I agree this probably isn't a program for everybody. Cuba specializes in diseases and conditions that concern developing countries, not the industrialized world. I was wrong when I said I thought Bush cancelled the program - I remembered he had attempted to do so, but there was a great deal of criticism and this student exemption was permitted.


I did fine. My parent's dual income was less than 50,000. I got a forty thousand dollar scholarship but I also easily borrowed the 50 k a year that I needed. Still paying it off of course:mrgreen: But that was over 13 years ago so can't imagine how much it is with cost of living. Residency paid less than minimum wage. I made $28,000 a year working 100 plus hours a week. By the end of residency I owed even more borrowing for a car ( I rode a bike most of med school and did my clerkships in south central Los Angles, New Haven Connecticut etc, where I lived at the hospital or took mass transit).

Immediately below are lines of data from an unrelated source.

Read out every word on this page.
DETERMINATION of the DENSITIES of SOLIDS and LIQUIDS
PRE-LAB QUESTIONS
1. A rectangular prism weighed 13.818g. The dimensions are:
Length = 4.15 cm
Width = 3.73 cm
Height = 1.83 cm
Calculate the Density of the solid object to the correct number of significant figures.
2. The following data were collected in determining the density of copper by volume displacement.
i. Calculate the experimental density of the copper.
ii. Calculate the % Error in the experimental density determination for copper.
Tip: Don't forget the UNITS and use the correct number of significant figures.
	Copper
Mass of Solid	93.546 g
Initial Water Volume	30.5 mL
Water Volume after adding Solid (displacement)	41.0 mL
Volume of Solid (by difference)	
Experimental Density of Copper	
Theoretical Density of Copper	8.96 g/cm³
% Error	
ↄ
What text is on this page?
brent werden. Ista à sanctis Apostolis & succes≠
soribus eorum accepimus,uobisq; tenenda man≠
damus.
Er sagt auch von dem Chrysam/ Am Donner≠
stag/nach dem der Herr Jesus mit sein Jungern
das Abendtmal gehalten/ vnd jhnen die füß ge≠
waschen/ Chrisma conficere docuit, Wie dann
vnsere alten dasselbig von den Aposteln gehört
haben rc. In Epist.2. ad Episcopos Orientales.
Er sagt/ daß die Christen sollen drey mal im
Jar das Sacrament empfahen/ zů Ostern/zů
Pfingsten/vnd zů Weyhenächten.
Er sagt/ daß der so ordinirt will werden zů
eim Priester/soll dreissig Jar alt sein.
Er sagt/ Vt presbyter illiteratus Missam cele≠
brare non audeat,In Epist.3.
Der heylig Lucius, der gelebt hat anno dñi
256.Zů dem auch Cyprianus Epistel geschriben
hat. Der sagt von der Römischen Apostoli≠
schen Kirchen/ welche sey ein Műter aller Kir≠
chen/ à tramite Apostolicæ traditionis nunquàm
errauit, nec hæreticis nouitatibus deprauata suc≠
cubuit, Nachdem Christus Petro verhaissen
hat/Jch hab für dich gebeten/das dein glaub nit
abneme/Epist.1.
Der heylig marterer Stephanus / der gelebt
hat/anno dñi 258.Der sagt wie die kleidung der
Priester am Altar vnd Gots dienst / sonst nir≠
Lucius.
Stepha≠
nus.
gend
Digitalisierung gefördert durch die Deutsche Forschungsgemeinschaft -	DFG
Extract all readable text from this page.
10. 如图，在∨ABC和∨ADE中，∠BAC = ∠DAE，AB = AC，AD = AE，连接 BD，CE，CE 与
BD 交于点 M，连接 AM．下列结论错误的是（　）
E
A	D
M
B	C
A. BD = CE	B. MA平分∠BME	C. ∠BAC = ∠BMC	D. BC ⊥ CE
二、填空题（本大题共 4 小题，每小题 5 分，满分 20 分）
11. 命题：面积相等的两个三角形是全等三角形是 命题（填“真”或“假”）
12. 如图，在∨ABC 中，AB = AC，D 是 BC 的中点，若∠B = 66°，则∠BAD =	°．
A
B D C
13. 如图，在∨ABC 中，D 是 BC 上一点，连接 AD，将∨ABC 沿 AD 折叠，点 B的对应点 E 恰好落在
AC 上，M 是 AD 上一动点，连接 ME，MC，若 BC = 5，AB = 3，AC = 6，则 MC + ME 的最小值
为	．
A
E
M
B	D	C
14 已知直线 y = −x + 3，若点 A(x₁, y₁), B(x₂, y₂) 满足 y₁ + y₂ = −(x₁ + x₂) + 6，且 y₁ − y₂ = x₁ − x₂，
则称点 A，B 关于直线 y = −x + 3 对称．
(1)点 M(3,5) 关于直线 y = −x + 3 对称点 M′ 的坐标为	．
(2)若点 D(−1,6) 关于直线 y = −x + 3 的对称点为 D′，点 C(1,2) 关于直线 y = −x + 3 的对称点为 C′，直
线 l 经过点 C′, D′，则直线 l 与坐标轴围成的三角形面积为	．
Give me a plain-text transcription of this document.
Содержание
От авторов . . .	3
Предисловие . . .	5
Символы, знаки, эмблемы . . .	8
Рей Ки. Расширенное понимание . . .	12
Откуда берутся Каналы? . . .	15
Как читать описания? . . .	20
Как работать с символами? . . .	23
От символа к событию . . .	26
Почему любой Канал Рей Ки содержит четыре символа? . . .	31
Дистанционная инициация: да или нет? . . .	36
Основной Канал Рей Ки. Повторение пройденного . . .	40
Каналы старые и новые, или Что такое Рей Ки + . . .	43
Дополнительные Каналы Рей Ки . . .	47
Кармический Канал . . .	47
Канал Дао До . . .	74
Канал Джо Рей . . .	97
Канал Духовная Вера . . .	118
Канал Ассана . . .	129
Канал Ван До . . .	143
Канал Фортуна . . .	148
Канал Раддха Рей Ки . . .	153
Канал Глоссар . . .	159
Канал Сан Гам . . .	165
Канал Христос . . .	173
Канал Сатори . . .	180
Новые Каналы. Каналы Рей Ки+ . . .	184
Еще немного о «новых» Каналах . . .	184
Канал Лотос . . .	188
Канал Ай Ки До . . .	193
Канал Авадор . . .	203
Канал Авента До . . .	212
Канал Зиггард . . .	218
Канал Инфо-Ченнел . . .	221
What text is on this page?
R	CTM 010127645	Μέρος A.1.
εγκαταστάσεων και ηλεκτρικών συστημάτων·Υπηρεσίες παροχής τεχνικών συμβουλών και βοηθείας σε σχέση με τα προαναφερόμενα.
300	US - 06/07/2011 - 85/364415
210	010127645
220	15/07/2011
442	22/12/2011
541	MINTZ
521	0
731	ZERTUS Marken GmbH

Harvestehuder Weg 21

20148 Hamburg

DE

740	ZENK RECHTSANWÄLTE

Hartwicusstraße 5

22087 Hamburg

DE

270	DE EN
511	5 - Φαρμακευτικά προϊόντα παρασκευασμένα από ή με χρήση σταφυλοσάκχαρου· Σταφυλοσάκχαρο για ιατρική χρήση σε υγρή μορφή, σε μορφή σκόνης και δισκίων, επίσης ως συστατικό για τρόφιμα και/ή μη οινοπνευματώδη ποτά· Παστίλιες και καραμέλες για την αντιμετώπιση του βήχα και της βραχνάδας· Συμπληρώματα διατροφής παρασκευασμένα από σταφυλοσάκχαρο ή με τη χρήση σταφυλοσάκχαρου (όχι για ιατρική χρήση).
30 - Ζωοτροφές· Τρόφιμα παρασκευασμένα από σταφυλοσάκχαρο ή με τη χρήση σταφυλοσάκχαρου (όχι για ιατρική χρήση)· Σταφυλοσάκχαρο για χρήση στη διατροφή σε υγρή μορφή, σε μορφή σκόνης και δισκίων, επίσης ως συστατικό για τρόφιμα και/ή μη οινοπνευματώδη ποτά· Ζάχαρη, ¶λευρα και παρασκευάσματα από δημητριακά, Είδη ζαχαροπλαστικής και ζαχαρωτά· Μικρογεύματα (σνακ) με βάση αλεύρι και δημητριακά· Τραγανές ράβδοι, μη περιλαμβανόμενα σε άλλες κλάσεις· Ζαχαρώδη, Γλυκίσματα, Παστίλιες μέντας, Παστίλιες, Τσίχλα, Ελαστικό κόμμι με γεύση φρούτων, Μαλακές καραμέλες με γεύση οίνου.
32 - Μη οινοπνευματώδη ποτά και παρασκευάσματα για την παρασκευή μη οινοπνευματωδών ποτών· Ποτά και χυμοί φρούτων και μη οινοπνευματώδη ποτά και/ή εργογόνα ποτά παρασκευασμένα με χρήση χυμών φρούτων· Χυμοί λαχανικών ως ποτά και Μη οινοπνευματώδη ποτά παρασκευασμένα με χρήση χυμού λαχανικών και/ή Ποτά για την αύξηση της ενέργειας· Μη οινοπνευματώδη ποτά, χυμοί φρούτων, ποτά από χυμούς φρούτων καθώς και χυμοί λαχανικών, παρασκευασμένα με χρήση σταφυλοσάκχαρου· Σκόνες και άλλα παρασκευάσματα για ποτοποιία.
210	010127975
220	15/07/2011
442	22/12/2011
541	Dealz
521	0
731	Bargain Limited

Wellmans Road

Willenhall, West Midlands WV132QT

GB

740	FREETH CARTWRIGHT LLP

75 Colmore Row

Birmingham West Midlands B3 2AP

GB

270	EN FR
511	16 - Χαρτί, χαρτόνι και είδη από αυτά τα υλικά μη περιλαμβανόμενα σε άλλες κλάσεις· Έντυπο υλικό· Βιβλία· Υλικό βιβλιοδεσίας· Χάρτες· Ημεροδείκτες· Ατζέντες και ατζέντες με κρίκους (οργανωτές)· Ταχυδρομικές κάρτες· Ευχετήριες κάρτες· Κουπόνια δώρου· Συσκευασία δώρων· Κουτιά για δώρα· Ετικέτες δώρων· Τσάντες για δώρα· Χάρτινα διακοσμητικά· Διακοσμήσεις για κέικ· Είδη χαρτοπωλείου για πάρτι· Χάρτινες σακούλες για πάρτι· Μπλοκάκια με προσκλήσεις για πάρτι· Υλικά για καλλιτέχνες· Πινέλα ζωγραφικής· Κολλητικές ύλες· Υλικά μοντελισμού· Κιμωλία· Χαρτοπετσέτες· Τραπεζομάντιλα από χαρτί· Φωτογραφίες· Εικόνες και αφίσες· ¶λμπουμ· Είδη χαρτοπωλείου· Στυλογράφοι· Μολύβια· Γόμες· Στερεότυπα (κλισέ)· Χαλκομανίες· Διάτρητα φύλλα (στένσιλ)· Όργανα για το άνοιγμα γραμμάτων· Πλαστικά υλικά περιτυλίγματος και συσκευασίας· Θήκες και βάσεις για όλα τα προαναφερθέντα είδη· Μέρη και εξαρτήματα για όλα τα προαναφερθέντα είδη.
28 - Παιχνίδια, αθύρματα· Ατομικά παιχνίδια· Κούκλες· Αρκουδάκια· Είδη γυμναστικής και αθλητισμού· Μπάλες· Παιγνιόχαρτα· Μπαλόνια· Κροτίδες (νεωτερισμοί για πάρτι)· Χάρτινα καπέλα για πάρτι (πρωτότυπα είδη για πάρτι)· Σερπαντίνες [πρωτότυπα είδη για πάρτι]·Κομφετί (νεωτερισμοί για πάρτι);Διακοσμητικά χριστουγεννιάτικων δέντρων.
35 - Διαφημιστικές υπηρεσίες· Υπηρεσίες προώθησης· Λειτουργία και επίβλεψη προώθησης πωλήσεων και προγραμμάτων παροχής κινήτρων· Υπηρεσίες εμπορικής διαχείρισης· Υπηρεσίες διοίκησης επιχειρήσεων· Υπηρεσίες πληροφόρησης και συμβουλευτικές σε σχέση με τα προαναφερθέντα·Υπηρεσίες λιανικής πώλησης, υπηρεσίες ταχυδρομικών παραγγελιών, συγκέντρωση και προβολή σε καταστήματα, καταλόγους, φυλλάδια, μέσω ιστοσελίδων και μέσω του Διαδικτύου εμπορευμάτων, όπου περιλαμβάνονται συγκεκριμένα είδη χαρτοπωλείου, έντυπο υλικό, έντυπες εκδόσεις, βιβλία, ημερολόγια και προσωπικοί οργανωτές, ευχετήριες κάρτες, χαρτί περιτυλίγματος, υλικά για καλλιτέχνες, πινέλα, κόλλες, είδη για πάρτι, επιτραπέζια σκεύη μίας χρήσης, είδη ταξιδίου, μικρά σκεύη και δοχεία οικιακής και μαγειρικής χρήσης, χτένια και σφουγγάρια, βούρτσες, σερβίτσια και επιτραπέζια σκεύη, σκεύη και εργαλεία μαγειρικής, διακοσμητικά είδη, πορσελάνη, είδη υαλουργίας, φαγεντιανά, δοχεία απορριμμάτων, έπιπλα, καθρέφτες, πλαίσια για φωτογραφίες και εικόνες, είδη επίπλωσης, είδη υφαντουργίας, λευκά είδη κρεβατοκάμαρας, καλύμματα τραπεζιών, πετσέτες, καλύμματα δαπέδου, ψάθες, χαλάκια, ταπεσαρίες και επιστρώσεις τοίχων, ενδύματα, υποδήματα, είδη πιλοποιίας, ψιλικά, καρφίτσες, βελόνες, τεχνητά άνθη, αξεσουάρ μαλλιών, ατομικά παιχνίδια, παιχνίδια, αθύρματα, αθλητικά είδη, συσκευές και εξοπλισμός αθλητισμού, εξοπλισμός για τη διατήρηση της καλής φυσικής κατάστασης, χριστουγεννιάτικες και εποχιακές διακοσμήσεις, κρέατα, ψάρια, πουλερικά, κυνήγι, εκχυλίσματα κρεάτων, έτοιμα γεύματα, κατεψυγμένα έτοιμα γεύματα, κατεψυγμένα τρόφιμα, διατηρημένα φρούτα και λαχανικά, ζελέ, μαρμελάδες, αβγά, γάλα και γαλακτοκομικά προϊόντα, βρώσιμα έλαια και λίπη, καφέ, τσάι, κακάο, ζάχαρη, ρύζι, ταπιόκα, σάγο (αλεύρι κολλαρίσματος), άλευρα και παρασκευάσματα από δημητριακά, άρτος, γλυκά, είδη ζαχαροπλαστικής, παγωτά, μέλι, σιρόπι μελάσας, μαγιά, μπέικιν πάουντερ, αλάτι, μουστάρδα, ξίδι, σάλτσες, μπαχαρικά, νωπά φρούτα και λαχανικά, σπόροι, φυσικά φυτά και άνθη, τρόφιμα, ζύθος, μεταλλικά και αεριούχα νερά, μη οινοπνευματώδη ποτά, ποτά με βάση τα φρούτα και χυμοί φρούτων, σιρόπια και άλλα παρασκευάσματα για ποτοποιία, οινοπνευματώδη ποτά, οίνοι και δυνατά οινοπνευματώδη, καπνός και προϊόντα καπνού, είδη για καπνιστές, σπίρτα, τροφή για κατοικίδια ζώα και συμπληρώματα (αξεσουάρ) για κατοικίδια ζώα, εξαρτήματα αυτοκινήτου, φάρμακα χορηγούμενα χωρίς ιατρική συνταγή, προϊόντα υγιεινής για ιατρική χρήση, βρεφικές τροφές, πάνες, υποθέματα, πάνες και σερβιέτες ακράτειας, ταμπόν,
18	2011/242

So I owed over $100,000 and had maxed out my credit cards ( at 28,000 a year before taxes living in atlanta is not cheap) which i used sometimes to pay my car payments!) Almost joined the NHS but then I met my husband here and oh well, the loan burden was worth shouldering so I could live with my husband.

My junior partner had served in west virginia for 3 years to pay off his loans from duke university, he comes from a single mother household making less than 30,000 a year. Duke gave him the 70,000 a year he needed in loans no problem.